Two reviewers independently screened the search results at the databases with the related keywords and analyzed the titles, abstracts, and full texts to examine their eligibility for inclusion according to the inclusion criteria. Any disagreement between reviewers was resolved by consensus. No language restrictions were applied in our search, but the abstract must be available in English. All articles indexed in the Web of Science or PubMed or Scopus with the following inclusion criteria were retrieved: (1) antibacterial activity was determined using one of the standard methods, including broth microdilution, agar dilution, and epsilometer (E)-test, (2) MIC₅₀ and MIC₉₀ (minimum inhibitory concentration at which 50% and 90% of isolates were inhibited, respectively) and their ranges were available, and (3) original studies that were performed on clinically derived isolates.
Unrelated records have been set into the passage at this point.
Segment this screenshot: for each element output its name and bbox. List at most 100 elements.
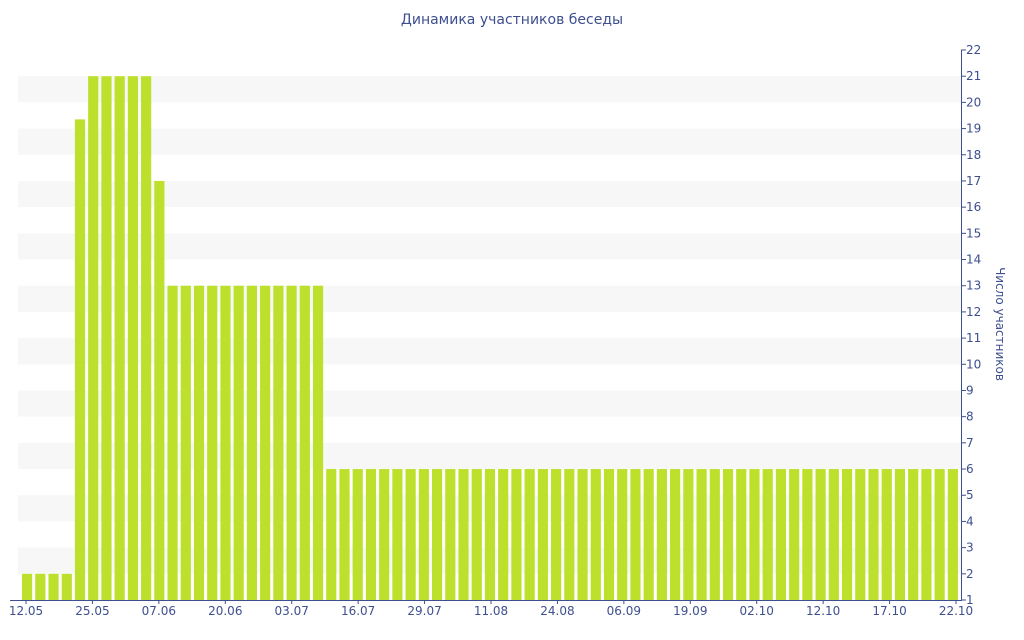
x-tick-label: 19.09	[673, 604, 707, 618]
bar	[431, 469, 443, 600]
y-tick-label: 4	[966, 514, 974, 528]
bar	[273, 285, 284, 600]
x-tick-label: 25.05	[75, 604, 109, 618]
x-tick-label: 22.10	[939, 604, 973, 618]
bar	[881, 469, 892, 600]
y-tick-label: 5	[966, 488, 974, 502]
bar	[617, 469, 628, 600]
x-tick-label: 11.08	[474, 604, 508, 618]
bar	[524, 469, 535, 600]
y-tick-label: 1	[966, 593, 974, 607]
y-tick-label: 8	[966, 410, 974, 424]
x-tick-label: 12.05	[9, 604, 43, 618]
bar	[828, 469, 839, 600]
x-tick-label: 29.07	[407, 604, 441, 618]
grid-band	[18, 180, 961, 208]
y-tick-label: 13	[966, 279, 981, 293]
bar	[141, 76, 152, 600]
bar	[312, 285, 324, 600]
bar	[934, 469, 945, 600]
bar	[61, 573, 72, 600]
bar	[802, 469, 813, 600]
bar	[762, 469, 773, 600]
bar	[458, 469, 469, 600]
bar	[180, 285, 191, 600]
y-tick-label: 2	[966, 567, 974, 581]
bar	[709, 469, 720, 600]
bar	[74, 119, 86, 601]
bar	[894, 469, 906, 600]
x-ticks: 12.05 25.05 07.06 20.06 03.07 16.07 29.07 11.08…	[9, 600, 973, 618]
y-tick-label: 7	[966, 436, 974, 450]
x-tick-label: 17.10	[872, 604, 906, 618]
y-tick-label: 12	[966, 305, 981, 319]
bar	[392, 469, 403, 600]
bar	[220, 285, 231, 600]
axes	[10, 50, 962, 601]
y-tick-label: 16	[966, 200, 981, 214]
bar	[868, 469, 879, 600]
chart-title: Динамика участников беседы	[400, 12, 624, 28]
bar	[696, 469, 707, 600]
bar	[154, 180, 165, 600]
bar	[193, 285, 205, 600]
grid-band	[18, 128, 961, 155]
bar	[101, 76, 112, 600]
y-tick-label: 11	[966, 331, 981, 345]
bar	[630, 469, 641, 600]
bar	[114, 76, 125, 600]
y-tick-label: 14	[966, 253, 981, 267]
bar	[299, 285, 310, 600]
bar	[379, 469, 390, 600]
bar	[35, 573, 46, 600]
x-tick-label: 02.10	[740, 604, 774, 618]
bar	[775, 469, 787, 600]
bar	[551, 469, 562, 600]
bar	[590, 469, 601, 600]
bar	[498, 469, 509, 600]
bar	[207, 285, 218, 600]
bar	[339, 469, 350, 600]
bar	[511, 469, 522, 600]
y-tick-label: 19	[966, 122, 981, 136]
bar	[749, 469, 760, 600]
bar	[260, 285, 271, 600]
bar	[405, 469, 416, 600]
bar	[947, 469, 958, 600]
y-tick-label: 6	[966, 462, 974, 476]
y-axis-label: Число участников	[993, 267, 1007, 381]
bar	[326, 469, 337, 600]
y-tick-label: 18	[966, 148, 981, 162]
bar	[815, 469, 826, 600]
y-tick-label: 9	[966, 383, 974, 397]
bar	[88, 76, 99, 600]
y-tick-label: 17	[966, 174, 981, 188]
x-tick-label: 16.07	[341, 604, 375, 618]
bar	[167, 285, 178, 600]
bar	[603, 469, 615, 600]
x-tick-label: 12.10	[806, 604, 840, 618]
x-tick-label: 24.08	[540, 604, 574, 618]
bar	[48, 573, 59, 600]
x-tick-label: 20.06	[208, 604, 242, 618]
bar	[365, 469, 377, 600]
y-tick-label: 15	[966, 226, 981, 240]
bar	[841, 469, 853, 600]
bar	[683, 469, 694, 600]
bar	[564, 469, 575, 600]
bar	[736, 469, 747, 600]
bar	[537, 469, 548, 600]
y-tick-label: 10	[966, 357, 981, 371]
bar	[233, 285, 244, 600]
bar	[855, 469, 866, 600]
bar	[789, 469, 800, 600]
grid-band	[18, 233, 961, 260]
x-tick-label: 06.09	[607, 604, 641, 618]
bar	[656, 469, 667, 600]
y-tick-label: 21	[966, 69, 981, 83]
x-tick-label: 03.07	[275, 604, 309, 618]
bar	[484, 469, 496, 600]
grid-band	[18, 76, 961, 103]
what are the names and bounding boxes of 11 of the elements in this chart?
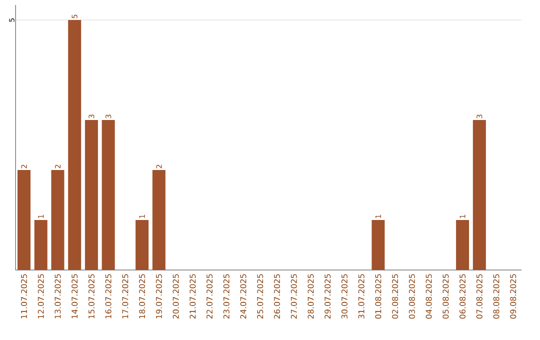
bar <box>51 170 64 270</box>
bar <box>34 220 48 270</box>
bar <box>456 220 470 270</box>
bar <box>472 120 486 270</box>
bar <box>84 120 98 270</box>
bar <box>372 220 385 270</box>
bar <box>18 170 30 270</box>
bar <box>102 120 115 270</box>
bar <box>68 20 82 270</box>
bar <box>152 170 166 270</box>
bar <box>136 220 149 270</box>
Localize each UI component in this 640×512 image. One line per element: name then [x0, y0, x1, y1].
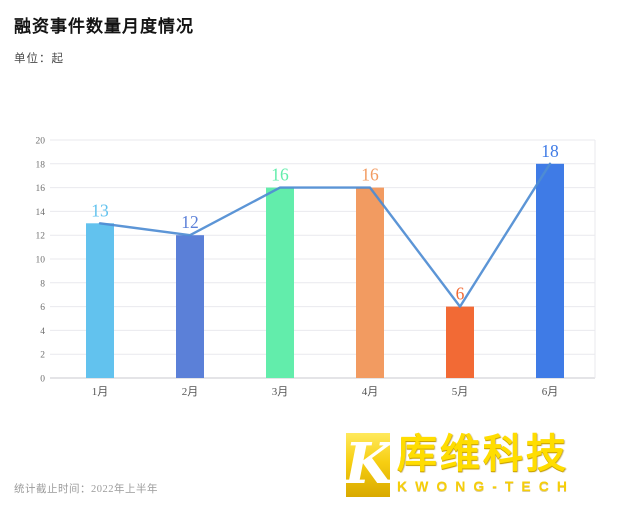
chart-title: 融资事件数量月度情况	[14, 17, 194, 36]
trend-line	[98, 162, 552, 308]
bar-3月	[266, 187, 294, 378]
svg-text:K: K	[346, 433, 390, 497]
bar-6月	[536, 163, 564, 378]
value-label-5月: 6	[456, 284, 465, 304]
y-tick-label: 18	[36, 160, 46, 170]
chart-unit-label: 单位：起	[14, 53, 64, 65]
value-label-2月: 12	[181, 212, 199, 232]
footer-note: 统计截止时间：2022年上半年	[14, 484, 158, 495]
y-tick-label: 2	[40, 351, 45, 361]
x-axis-label-1月: 1月	[92, 386, 109, 398]
y-tick-label: 8	[40, 279, 45, 289]
x-axis-label-4月: 4月	[362, 386, 379, 398]
bar-2月	[176, 235, 204, 378]
bar-4月	[356, 187, 384, 378]
x-axis-label-5月: 5月	[452, 386, 469, 398]
bar-5月	[446, 306, 474, 378]
y-tick-label: 12	[36, 232, 46, 242]
y-tick-label: 14	[36, 208, 46, 218]
y-tick-label: 6	[40, 303, 45, 313]
y-tick-label: 0	[40, 375, 45, 385]
logo-k-icon: K	[346, 433, 390, 497]
logo-company-name: 库维科技	[397, 432, 569, 476]
x-axis-label-2月: 2月	[182, 386, 199, 398]
logo-company-eng: KWONG-TECH	[397, 478, 575, 494]
y-tick-label: 10	[36, 256, 46, 266]
value-label-3月: 16	[271, 165, 289, 185]
company-logo: K 库维科技 KWONG-TECH	[346, 433, 575, 497]
value-label-1月: 13	[91, 200, 109, 220]
x-axis-label-3月: 3月	[272, 386, 289, 398]
logo-text: 库维科技 KWONG-TECH	[397, 433, 575, 494]
y-tick-label: 20	[36, 137, 46, 147]
y-tick-label: 16	[36, 184, 46, 194]
value-label-6月: 18	[541, 141, 559, 161]
y-tick-label: 4	[40, 327, 45, 337]
x-axis-label-6月: 6月	[542, 386, 559, 398]
value-label-4月: 16	[361, 165, 379, 185]
bar-1月	[86, 223, 114, 378]
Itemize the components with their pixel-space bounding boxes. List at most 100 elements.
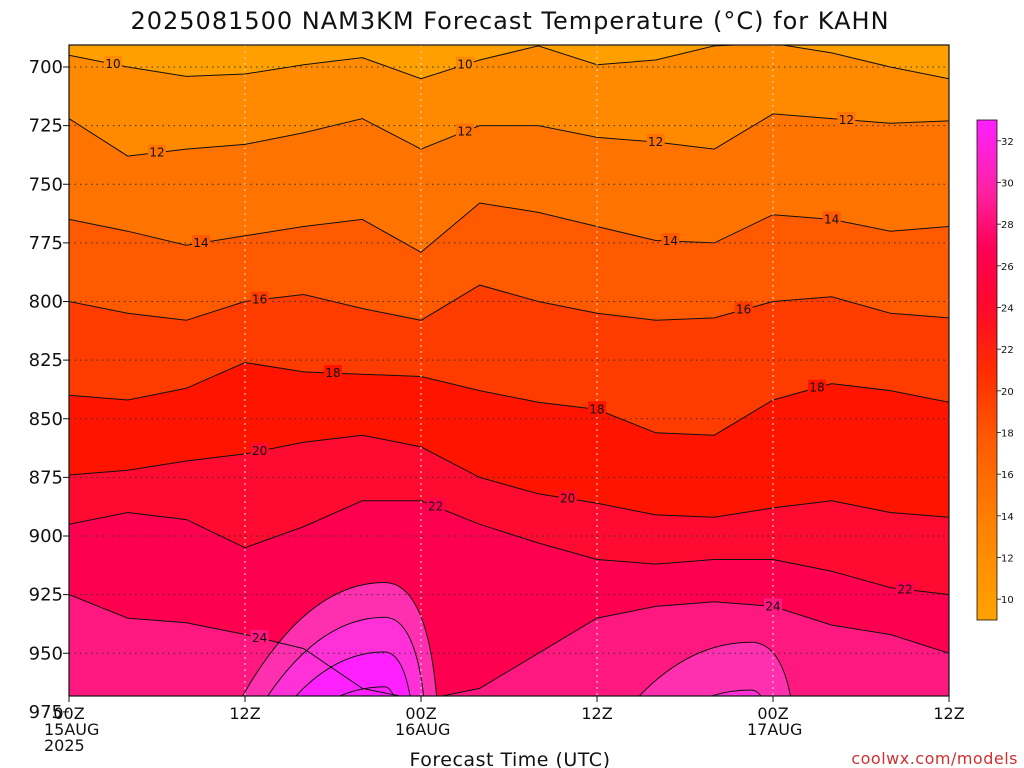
ground-speckle bbox=[349, 723, 361, 726]
isotherm-label: 14 bbox=[824, 212, 839, 226]
isotherm-label: 18 bbox=[589, 402, 604, 416]
isotherm-label-bg bbox=[250, 291, 269, 307]
x-tick-label: 12Z bbox=[581, 704, 612, 723]
y-tick-label: 800 bbox=[29, 292, 63, 313]
isotherm-label: 12 bbox=[457, 124, 472, 138]
isotherm-label: 16 bbox=[252, 293, 267, 307]
colorbar-tick-label: 28 bbox=[1001, 220, 1014, 231]
colorbar-tick-label: 16 bbox=[1001, 470, 1014, 481]
colorbar-tick-label: 18 bbox=[1001, 429, 1014, 440]
ground-speckle bbox=[247, 723, 259, 726]
colorbar-tick-label: 24 bbox=[1001, 304, 1014, 315]
ground-speckle bbox=[859, 723, 871, 726]
isotherm-label: 10 bbox=[105, 57, 120, 71]
temperature-bands bbox=[69, 45, 949, 696]
ground-speckle bbox=[893, 723, 905, 726]
x-tick-label: 16AUG bbox=[395, 720, 450, 739]
ground-speckle bbox=[111, 723, 123, 726]
isotherm-20 bbox=[69, 434, 949, 518]
warm-bulge-0-isotherm-32 bbox=[338, 686, 395, 696]
isotherm-label-bg bbox=[250, 630, 269, 646]
x-tick-label: 2025 bbox=[44, 736, 85, 755]
ground-speckle bbox=[315, 723, 327, 726]
ground-speckle bbox=[485, 723, 497, 726]
isotherm-22 bbox=[69, 500, 949, 596]
isotherm-label-bg bbox=[192, 234, 210, 250]
ground-speckle bbox=[213, 723, 225, 726]
isotherm-label: 24 bbox=[252, 631, 267, 645]
isotherm-10 bbox=[69, 45, 949, 80]
isotherm-label-bg bbox=[104, 56, 122, 72]
surface-warm-bulges bbox=[242, 581, 791, 696]
x-tick-label: 12Z bbox=[229, 704, 260, 723]
isotherm-label: 12 bbox=[839, 113, 854, 127]
ground-terrain bbox=[77, 723, 939, 726]
isotherm-label-bg bbox=[588, 401, 606, 417]
isotherm-label-bg bbox=[426, 498, 445, 514]
isotherm-label-bg bbox=[558, 490, 577, 506]
isotherm-label-bg bbox=[646, 134, 665, 150]
colorbar-tick-label: 32 bbox=[1001, 137, 1014, 148]
credit-text: coolwx.com/models bbox=[851, 749, 1018, 768]
isotherm-18 bbox=[69, 361, 949, 436]
ground-speckle bbox=[383, 723, 395, 726]
colorbar-tick-label: 14 bbox=[1001, 512, 1014, 523]
isotherm-label: 10 bbox=[457, 58, 472, 72]
isotherm-label-bg bbox=[324, 365, 342, 381]
colorbar bbox=[976, 119, 998, 621]
y-tick-label: 925 bbox=[29, 585, 63, 606]
y-tick-label: 975 bbox=[29, 702, 63, 723]
ground-speckle bbox=[179, 723, 191, 726]
isotherm-label-bg bbox=[808, 379, 826, 395]
colorbar-ticks: 10 12 14 16 18 20 22 24 26 28 30 32 bbox=[997, 137, 1014, 606]
ground-speckle bbox=[519, 723, 531, 726]
isotherm-label-bg bbox=[148, 144, 166, 160]
isotherm-label-bg bbox=[896, 581, 914, 597]
isotherm-label: 12 bbox=[648, 135, 663, 149]
isotherm-label-bg bbox=[456, 56, 474, 72]
warm-bulge-1-isotherm-26 bbox=[638, 641, 791, 696]
isotherm-label: 20 bbox=[560, 491, 575, 505]
gridlines bbox=[69, 45, 949, 696]
y-tick-label: 700 bbox=[29, 57, 63, 78]
ground-speckle bbox=[621, 723, 633, 726]
plot-frame bbox=[68, 44, 950, 697]
x-axis-label: Forecast Time (UTC) bbox=[410, 749, 611, 768]
isotherm-label: 18 bbox=[809, 381, 824, 395]
isotherm-label: 14 bbox=[663, 234, 678, 248]
isotherm-lines bbox=[69, 45, 949, 696]
ground-speckle bbox=[723, 723, 735, 726]
y-tick-label: 900 bbox=[29, 526, 63, 547]
ground-speckle bbox=[927, 723, 939, 726]
ground-speckle bbox=[553, 723, 565, 726]
isotherm-label: 14 bbox=[193, 236, 208, 250]
isotherm-label-bg bbox=[764, 598, 782, 614]
x-tick-label: 15AUG bbox=[44, 720, 99, 739]
x-tick-label: 12Z bbox=[933, 704, 964, 723]
colorbar-tick-label: 30 bbox=[1001, 179, 1014, 190]
colorbar-tick-label: 20 bbox=[1001, 387, 1014, 398]
isotherm-label: 18 bbox=[325, 366, 340, 380]
isotherm-label-bg bbox=[734, 301, 753, 317]
x-tick-label: 00Z bbox=[405, 704, 436, 723]
x-tick-label: 00Z bbox=[53, 704, 84, 723]
ground-speckle bbox=[281, 723, 293, 726]
isotherm-label: 12 bbox=[149, 146, 164, 160]
isotherm-label-bg bbox=[250, 442, 269, 458]
y-tick-label: 750 bbox=[29, 174, 63, 195]
ground-speckle bbox=[587, 723, 599, 726]
colorbar-tick-label: 12 bbox=[1001, 554, 1014, 565]
isotherm-14 bbox=[69, 202, 949, 253]
colorbar-ramp bbox=[976, 119, 998, 621]
ground-speckle bbox=[825, 723, 837, 726]
colorbar-tick-label: 22 bbox=[1001, 345, 1014, 356]
isotherm-label: 22 bbox=[897, 582, 912, 596]
isotherm-labels: 10 10 12 12 12 12 14 14 14 16 16 18 18 18 20 20 22 22 24 24 bbox=[104, 56, 914, 646]
chart-title: 2025081500 NAM3KM Forecast Temperature (… bbox=[130, 7, 889, 35]
y-tick-label: 875 bbox=[29, 467, 63, 488]
ground-speckle bbox=[451, 723, 463, 726]
x-tick-label: 17AUG bbox=[747, 720, 802, 739]
isotherm-label-bg bbox=[661, 233, 680, 249]
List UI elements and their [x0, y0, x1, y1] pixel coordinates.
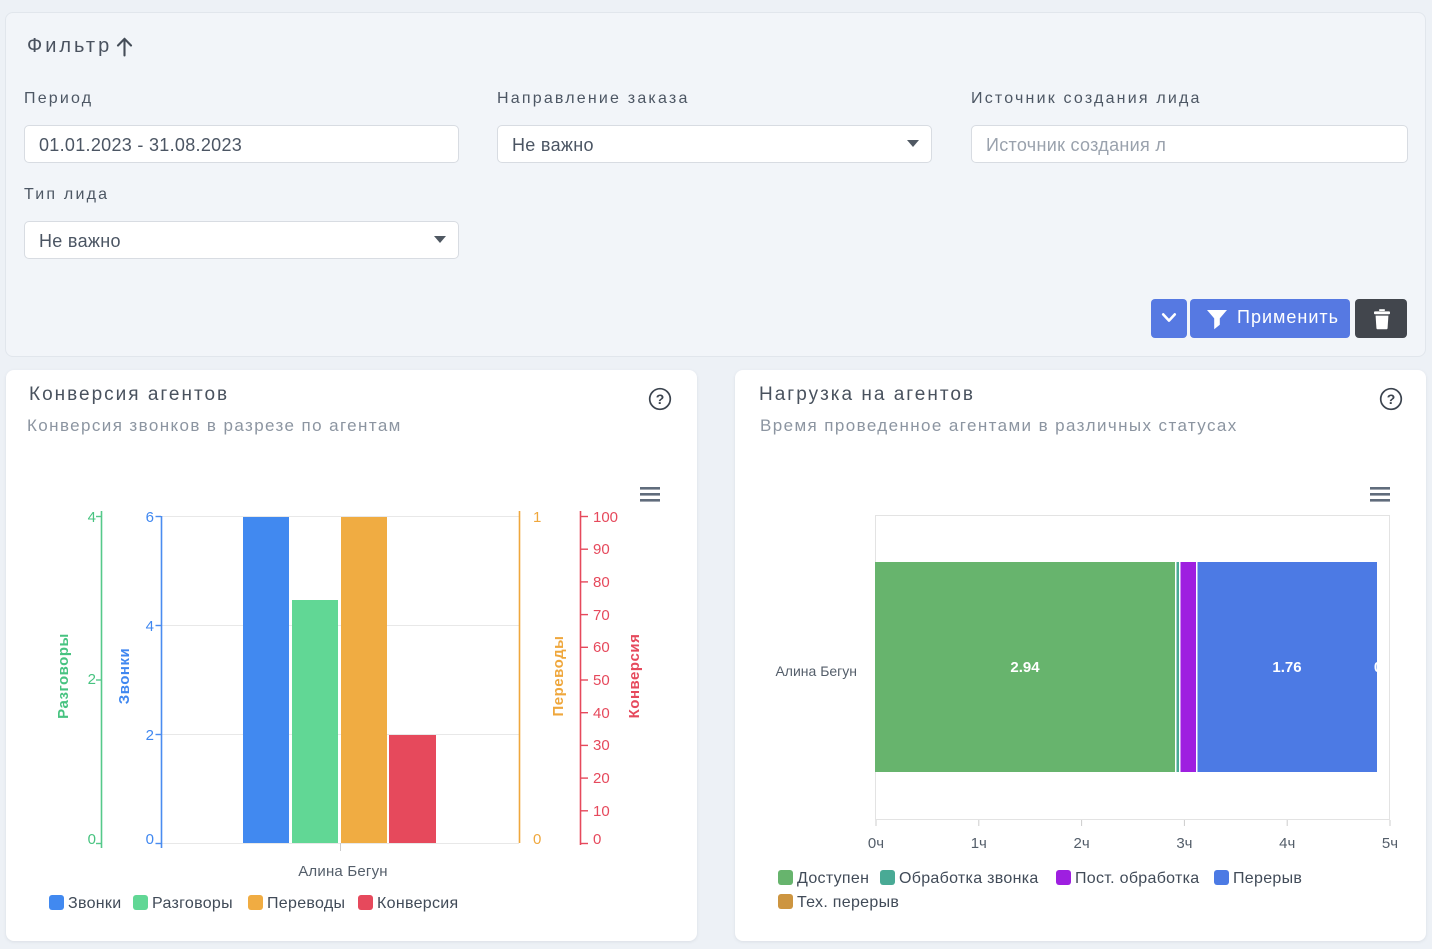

Meanwhile, exclusion criteria were (1) studies that did not use mentioned antibacterial susceptibility testing methods, (2) studies with a sample size <10 isolates, and (3) studies performed on samples with animal or environment origin. Furthermore, reviews and systematic review articles, case reports, and articles available only in the abstract without necessary information were not included. All susceptibility rates in the present study were estimated and reported based on the Clinical and Laboratory Standards Institute (CLSI) breakpoints.²²

Definitions

MIC breakpoints for tedizolid based on the CLSI guideline are ≤0.5 for susceptible, 1 for intermediate resistant, and ≥2 for resistant. Meanwhile, based on the European Committee on Antimicrobial Susceptibility Testing (EUCAST) definitions,²³ an MIC value of ≤0.5 was considered susceptible and an MIC value of >0.5 was considered resistant. The nonsusceptible term was used wherever MIC range exceeds the susceptible range, but the exact rates of intermediate and resistant isolates were not mentioned.

Quality assessment

The validity of studies was evaluated independently by two authors using the modified Strengthening the Reporting of Observational Studies in Epidemiology (STROBE) checklist²⁴ and disagreements were resolved by consensus. Items related to title and abstract, introduction, methods, results, discussion, and other information were determined and a score was assigned to each item. One score was assigned to each question and studies that achieved at least eight quality scores were considered eligible and included in the study.

Data extraction

We extracted detailed information of first author name, publication date, the study performing time, antibacterial susceptibility testing method, geographical distribution of samples, sample type, MRSA sample size, MIC results, and antibiotic susceptibility rate based on a preprepared list.

Statistical analysis

A meta-analysis was performed using a random-effects model to estimate the pooled prevalence and corresponding 95% confidence interval (CI). Heterogeneity between studies was measured using the Cochran's Q statistic and I² index. Publication bias was tested using a visual examination of the funnel plot and Egger's weighted regression test (p < 0.05 was considered indicative of statistically significant publication bias). Analysis of data and construction of graphs were performed by the Comprehensive Meta-analysis software version 2.2 (Biostat). The mode, which is defined as the value that occurs most frequently in the data, was calculated using SPSS^™ software version 21.0 (IBM Corp., Armonk, NY). The present study was designed according to the Preferred Reporting Items for Systematic Reviews and Meta-analyses (PRISMA) guidelines.

Results

A total of 2,060 articles were retrieved by the initial search of databases, of which 2,035 were removed following title, abstract, and index review, and 25 studies were selected for full-text analysis.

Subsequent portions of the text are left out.